Cette étape s’inscrit dans la continuité d’un parcours engagé à travers plusieurs localités de l’Est camerounais pour sensibiliser autorités administratives, gardiens des traditions et populations aux enjeux liés à la protection des forêts sacrées. Longtemps perçues comme des lieux de rites, d’initiation et de médiation spirituelle, ces forêts se révèlent aujourd’hui comme des remparts face à la disparition progressive des savoirs endogènes et à la pression croissante sur les ressources naturelles.
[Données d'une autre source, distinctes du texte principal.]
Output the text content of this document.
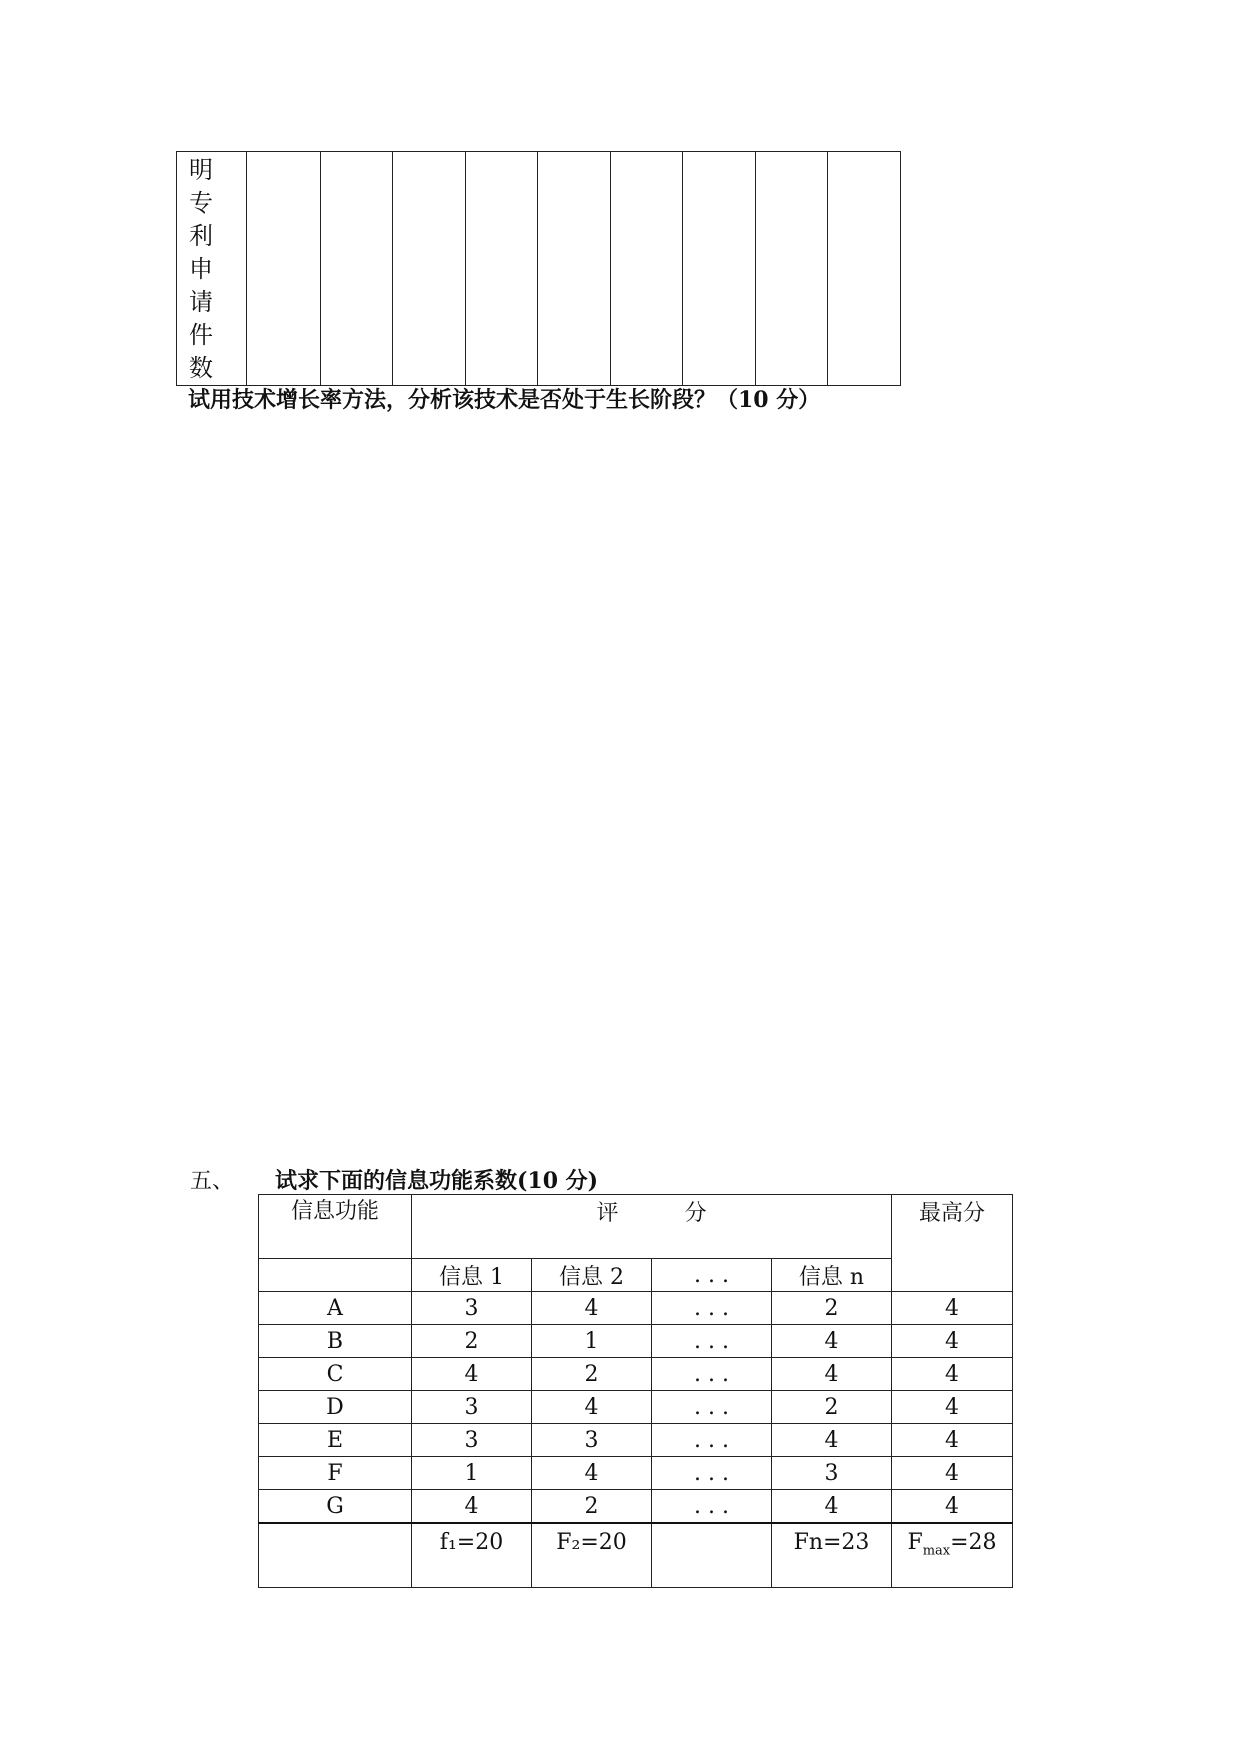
明
专
利
申
请
件
数

试用技术增长率方法，分析该技术是否处于生长阶段？（10 分）
五、 试求下面的信息功能系数(10 分)
信息功能	评　　　分				最高分
	信息 1	信息 2	. . .	信息 n	
A	3	4	. . .	2	4
B	2	1	. . .	4	4
C	4	2	. . .	4	4
D	3	4	. . .	2	4
E	3	3	. . .	4	4
F	1	4	. . .	3	4
G	4	2	. . .	4	4
	f₁=20	F₂=20		Fn=23	$F_{max}=28$
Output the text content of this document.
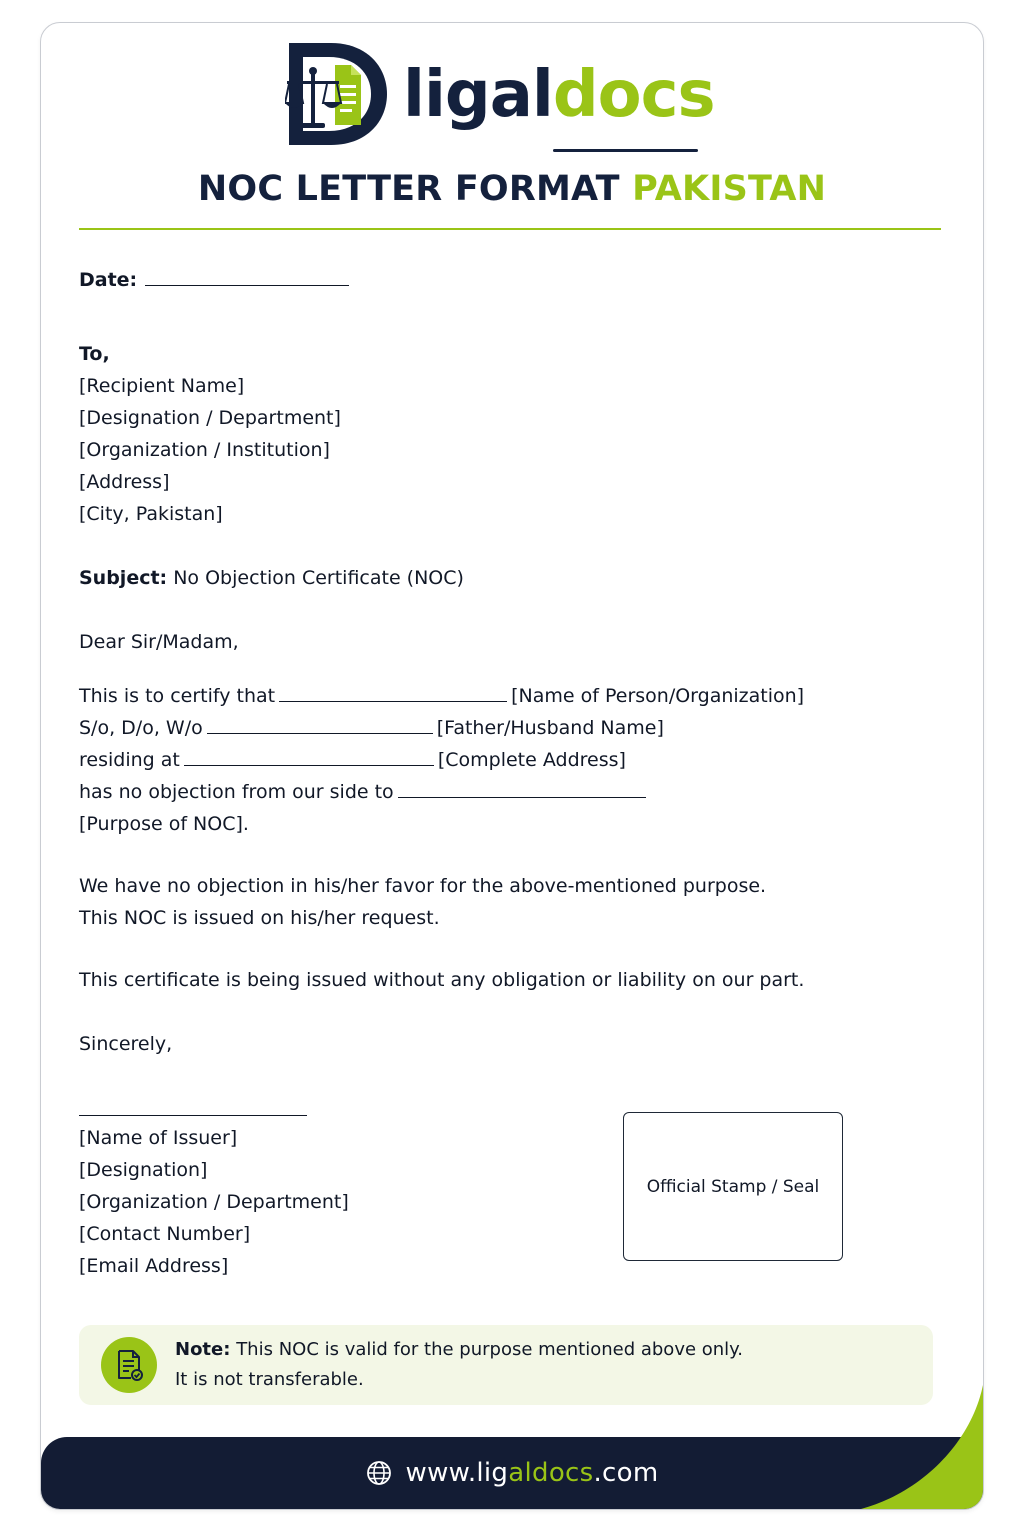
ligaldocs
NOC LETTER FORMAT PAKISTAN
Date:
To,
[Recipient Name]
[Designation / Department]
[Organization / Institution]
[Address]
[City, Pakistan]
Subject: No Objection Certificate (NOC)
Dear Sir/Madam,
This is to certify that	[Name of Person/Organization]
S/o, D/o, W/o	[Father/Husband Name]
residing at	[Complete Address]
has no objection from our side to
[Purpose of NOC].
We have no objection in his/her favor for the above-mentioned purpose.
This NOC is issued on his/her request.
This certificate is being issued without any obligation or liability on our part.
Sincerely,
[Name of Issuer]
[Designation]
[Organization / Department]
[Contact Number]
[Email Address]
Official Stamp / Seal
Note: This NOC is valid for the purpose mentioned above only.
It is not transferable.
www.lig al docs .com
La première journée a permis d’établir le contact avec les autorités administratives et sécuritaires locales. Du sous-préfet aux responsables des services spécialisés, en passant par le commandant de brigade, l’administration a été informée des objectifs de la mission conduite par la reine des forêts sacrées. Cette étape visait à inscrire l’initiative dans une dynamique de collaboration institutionnelle, condition jugée indispensable à la réussite des actions prévues sur le terrain.
Le deuxième jour a donné lieu à une rencontre plus symbolique encore. À l’initiative de Sa Majesté Toun Zoun, chef traditionnel du quartier Mokolo et président de l’Association des chefs traditionnels de Messamena, une dizaine de chefs venus des villages environnants ont répondu présents. La mobilisation a permis la tenue d’une séance de travail codirigée par la reine et Sa Majesté Toun Zoun, autour des mécanismes de sauvegarde des espaces sacrés et de la transmission des pratiques culturelles aux jeunes générations.
Au cœur des échanges, la nécessité de restaurer le rôle des forêts sacrées dans l’organisation sociale des communautés locales. Les participants ont souligné l’importance de préserver ces lieux d’apprentissage, de rites et de cohésion, tout en ouvrant davantage les initiatives aux femmes et aux jeunes afin d’assurer la continuité des savoirs traditionnels.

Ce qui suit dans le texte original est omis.